Christian de Castro Oliveira teria omitido que era sócio de uma empresa estrangeira. Processo pede pegamento de mais de R$ 500 mil por dano moral público

Foto: reprodução

O Ministério Público Federal (MPF) divulgou nesta segunda-feira, 4, a formalização da denúncia contra o diretor-presidente da Agência Nacional de Cinema (Ancine), Christian de Castro Oliveira. O gestor é acusado por crimes de falsidade ideológica, uso de documento falso e estelionato durante gestão de suas empresas privadas. O órgão pede ainda o pagamento de mais de R$ 500 mil por dano moral coletivo.

Conforme aponta a divulgação do MPF, já em 1999, quando Christian firmou sociedade com a empresa Supro Limited, nas Ilhas Virgens Britânicas, o processo de sociedade teria sido feito de forma fraudulenta. Por intermediação de um escritório do Panamá, o empresário do ramo do audiovisual teria orientado colocar a Supro em nome de laranjas, para que não ficasse formalmente em seu nome. Enquanto isso, Christian Castro mantinha outra empresa como social da europeia Supro, a brasileira Supro Brasil.

Após a sociedade, Christian teria prestado declaração falsa à Junta Comercial de São Paulo, omitindo que era o sócio-administrador da empresa, entre 2008 e 2019. A intenção era manter a empresa Supro do Brasil em detrimento das movimentações da estrangeira. Segundo aponta o MPF, para manter o CNPJ ativo, o empresário teria juntado documentos falsos de uma assembleia em que funcionários de um escritório se passavam por diretores da empresa Supro Limited, nesses documentos eles passariam à Christian uma procuração com total poderes.

Ancine

Um dos desdobramentos dos processos fraudulentos executados pelo empresário teria resvalado em seus movimentos para assumir o cargo de diretor e presidente da Ancine. Conforme aponta o MPF, em 2017, quando disputou a presidência da agência, Christian buscou que seu nome fosse rejeitado para o cargo por conta de ligações com empresas offshore, aos moldes da Supro e, em razão disso, contratou um advogado para dar baixa na empresa brasileira.

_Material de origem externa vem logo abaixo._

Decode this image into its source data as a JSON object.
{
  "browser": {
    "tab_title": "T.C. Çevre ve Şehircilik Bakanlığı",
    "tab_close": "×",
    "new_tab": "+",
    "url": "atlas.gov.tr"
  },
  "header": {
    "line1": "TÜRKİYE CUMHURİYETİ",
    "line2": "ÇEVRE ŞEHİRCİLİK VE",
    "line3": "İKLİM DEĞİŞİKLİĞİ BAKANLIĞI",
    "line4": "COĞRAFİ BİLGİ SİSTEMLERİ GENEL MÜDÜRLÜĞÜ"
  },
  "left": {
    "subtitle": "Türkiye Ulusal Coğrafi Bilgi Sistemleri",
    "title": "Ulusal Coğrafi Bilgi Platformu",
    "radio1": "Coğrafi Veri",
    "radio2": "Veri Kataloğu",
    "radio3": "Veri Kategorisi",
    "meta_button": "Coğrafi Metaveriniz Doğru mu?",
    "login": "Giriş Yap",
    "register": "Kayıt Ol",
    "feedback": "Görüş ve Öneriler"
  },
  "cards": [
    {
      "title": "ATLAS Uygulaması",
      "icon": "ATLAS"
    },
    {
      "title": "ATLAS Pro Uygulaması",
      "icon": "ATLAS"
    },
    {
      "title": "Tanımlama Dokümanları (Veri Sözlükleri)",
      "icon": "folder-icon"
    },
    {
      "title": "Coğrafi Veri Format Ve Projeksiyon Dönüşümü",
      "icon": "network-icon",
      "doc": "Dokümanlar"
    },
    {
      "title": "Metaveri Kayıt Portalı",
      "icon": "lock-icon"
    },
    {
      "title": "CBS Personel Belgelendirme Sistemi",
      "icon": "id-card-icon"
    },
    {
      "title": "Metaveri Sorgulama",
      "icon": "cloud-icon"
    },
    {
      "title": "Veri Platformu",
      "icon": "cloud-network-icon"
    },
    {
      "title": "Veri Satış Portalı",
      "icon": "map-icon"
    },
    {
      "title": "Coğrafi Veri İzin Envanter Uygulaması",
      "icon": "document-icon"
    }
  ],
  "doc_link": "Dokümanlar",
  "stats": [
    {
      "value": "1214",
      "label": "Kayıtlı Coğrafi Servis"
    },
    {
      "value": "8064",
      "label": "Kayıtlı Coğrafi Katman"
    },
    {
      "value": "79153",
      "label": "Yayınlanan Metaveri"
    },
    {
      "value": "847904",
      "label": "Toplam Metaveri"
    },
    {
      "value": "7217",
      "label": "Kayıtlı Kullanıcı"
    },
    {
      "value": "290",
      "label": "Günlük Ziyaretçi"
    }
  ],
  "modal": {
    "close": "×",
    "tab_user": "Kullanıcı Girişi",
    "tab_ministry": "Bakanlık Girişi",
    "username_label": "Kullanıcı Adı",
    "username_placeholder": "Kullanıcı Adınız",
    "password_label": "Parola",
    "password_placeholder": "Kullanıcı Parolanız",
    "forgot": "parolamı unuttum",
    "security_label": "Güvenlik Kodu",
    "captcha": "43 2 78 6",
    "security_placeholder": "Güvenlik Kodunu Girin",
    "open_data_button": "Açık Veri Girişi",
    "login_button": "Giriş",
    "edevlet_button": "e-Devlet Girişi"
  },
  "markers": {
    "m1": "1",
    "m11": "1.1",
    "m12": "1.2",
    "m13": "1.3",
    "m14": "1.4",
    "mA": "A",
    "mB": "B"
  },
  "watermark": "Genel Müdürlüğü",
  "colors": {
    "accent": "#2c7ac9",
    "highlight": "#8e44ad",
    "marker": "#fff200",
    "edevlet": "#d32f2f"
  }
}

Para a alteração, o MPF aponta que o empresário colocou o nome de sua esposa, Marta Zimpeck na sociedade, se afastando. Após o processo bem sucedido seu nome foi aprovado para a direção da Ancine, tanto na Casa Civil como na sabatina do Senado Federal. Agora na tentativa de dar baixa na Supro Limited o processo não foi exitoso, isso porque a estrangeira não possuía CNPJ.

Após o impasse que possibilitou a baixa, Christian decidiu, por meio de um advogado e uma despachante, promover o registro da empresa junto ao Banco Central (Bacen) e à Receita Federal, se declarando proprietário;

“Por outro lado, entre 2009 e 2019, Christian de Castro também prestou declaração falsa à Receita Federal do Brasil, omitindo dolosamente em todas as declarações de ajuste do Imposto de Renda que detinha participação societária e que era o sócio-administrador das empresas Supro Limited e Supro do Brasil”, afirma o MPF.

Por fim, o MPF aponta que o presidente da Ancine prestou declaração falsa à Comissão de Ética da Presidência da República: “Ao preencher e assinar, em 27 de janeiro de 2018, Declaração Confidencial de Informações (DCI) omitindo dolosamente que detinha participação societária nas empresas Supro Limited e Supro do Brasil”

Pelos mesmos fatos, o MPF também ajuizou ação de improbidade administrativa perante o juízo da 8ª Vara Federal do Rio de Janeiro.